С тех пор я, само собой, поумнела и прочитала в толстой книге, что застенчивость — оборотная сторона гордости. А тогда мне чего-то вечно не хватало для полноты картины — и не то чтобы последнего удара кисти, а какого-нибудь завитка на раме: то у него брюки пузырями на коленях (а ведь я, любит провозгласить мама, «как-никак из военной семьи!»), то голос самоуверенный, слова будто цедит (и что это он о себе воображает, интересно?), то дурацкими комплиментами так и сыплет — издевается, что ли, на потеху прохожим?! Нет, я не собиралась спешить с выбором. Судьба, не сомневалась я, должна сама все устроить — и чтобы безо всяких сомнений, без страха и упрека, без сучка без задоринки! Что-то вроде принца на белом коне, и желательно с гитарой. И чтобы обязательно под звуки фанфар, или под аплодисменты, или по крайней мере под завистливый шепоток.

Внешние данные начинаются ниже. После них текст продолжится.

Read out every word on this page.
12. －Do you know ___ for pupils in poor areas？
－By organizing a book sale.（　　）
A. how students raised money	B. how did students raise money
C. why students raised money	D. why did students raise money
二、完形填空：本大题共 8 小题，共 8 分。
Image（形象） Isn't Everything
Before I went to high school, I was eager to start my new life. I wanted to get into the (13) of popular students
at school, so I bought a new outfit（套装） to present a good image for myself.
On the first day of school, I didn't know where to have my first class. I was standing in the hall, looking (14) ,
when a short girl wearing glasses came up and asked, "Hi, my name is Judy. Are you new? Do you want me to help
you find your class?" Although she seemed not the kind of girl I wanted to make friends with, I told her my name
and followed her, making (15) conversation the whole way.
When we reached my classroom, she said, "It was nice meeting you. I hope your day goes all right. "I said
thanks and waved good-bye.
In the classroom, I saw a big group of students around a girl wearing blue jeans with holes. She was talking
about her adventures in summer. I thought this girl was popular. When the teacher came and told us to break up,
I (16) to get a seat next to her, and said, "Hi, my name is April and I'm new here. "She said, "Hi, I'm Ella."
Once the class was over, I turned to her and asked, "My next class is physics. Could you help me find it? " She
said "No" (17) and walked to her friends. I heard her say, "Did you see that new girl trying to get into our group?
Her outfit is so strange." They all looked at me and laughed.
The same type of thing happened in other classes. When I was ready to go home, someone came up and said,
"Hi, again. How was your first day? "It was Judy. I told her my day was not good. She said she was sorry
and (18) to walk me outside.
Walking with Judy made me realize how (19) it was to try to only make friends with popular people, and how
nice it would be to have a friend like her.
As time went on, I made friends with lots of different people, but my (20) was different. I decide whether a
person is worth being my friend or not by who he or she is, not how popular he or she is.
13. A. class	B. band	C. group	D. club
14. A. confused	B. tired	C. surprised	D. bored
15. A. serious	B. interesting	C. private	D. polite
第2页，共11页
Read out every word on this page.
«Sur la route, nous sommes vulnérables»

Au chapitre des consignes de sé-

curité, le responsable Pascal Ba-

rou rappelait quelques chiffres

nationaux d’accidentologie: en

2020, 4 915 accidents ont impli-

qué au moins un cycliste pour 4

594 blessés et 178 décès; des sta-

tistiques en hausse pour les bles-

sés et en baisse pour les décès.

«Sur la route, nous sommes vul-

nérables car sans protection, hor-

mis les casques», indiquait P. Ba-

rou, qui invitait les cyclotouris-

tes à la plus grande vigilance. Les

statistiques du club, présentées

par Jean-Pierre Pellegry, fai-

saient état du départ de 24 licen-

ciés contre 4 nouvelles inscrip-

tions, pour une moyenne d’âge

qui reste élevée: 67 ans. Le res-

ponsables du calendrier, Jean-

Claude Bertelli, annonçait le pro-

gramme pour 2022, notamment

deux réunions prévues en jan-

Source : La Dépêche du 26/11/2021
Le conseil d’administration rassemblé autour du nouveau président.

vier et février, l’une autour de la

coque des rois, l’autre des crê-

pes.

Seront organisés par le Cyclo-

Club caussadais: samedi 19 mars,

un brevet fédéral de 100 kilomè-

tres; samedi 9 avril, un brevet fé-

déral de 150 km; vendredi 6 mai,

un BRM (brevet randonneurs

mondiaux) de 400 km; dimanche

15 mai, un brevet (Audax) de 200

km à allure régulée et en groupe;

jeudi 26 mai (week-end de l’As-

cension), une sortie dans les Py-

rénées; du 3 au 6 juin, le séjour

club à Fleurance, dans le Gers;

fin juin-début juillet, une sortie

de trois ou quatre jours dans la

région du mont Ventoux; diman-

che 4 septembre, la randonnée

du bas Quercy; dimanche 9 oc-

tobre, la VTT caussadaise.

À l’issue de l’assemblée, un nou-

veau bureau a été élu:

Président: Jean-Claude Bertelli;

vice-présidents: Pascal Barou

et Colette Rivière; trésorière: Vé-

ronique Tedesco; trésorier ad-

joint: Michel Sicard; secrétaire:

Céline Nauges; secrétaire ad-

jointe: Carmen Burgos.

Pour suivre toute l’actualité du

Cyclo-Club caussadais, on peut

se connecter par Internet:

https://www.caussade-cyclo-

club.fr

И так незаметно я вошла, вжилась в эту роль — роль придирчивой зрительницы в театре. Подруги влюблялись, встречались, выходили замуж, а я только с усмешкой отмечала про себя: этот — деревенщина, тот — облысеет к тридцати, а та, бедняжка, и не замечает, как супруг глазами стреляет направо и налево… Но уж у меня-то, У МЕНЯ будет все не так — совсем не так!

И вот теперь у них серебряные свадьбы! Внуки!!

Не то чтобы я чувствовала себя старухой. Хотя, между прочим… Высказалась же наставительно дылда Крючкова из шестого «Г» в ответ на мое лицемерное «старость не радость!», когда мы с ней вешали шторы: «Нет, Марина Алексеевна, вы еще не старая, вы — пожилая!» Я чуть с подоконника не свалилась! Это она, троечница, меня успокаивала: жизнь, мол, прошла, что ж делать, но есть бедолаги и постарше вас!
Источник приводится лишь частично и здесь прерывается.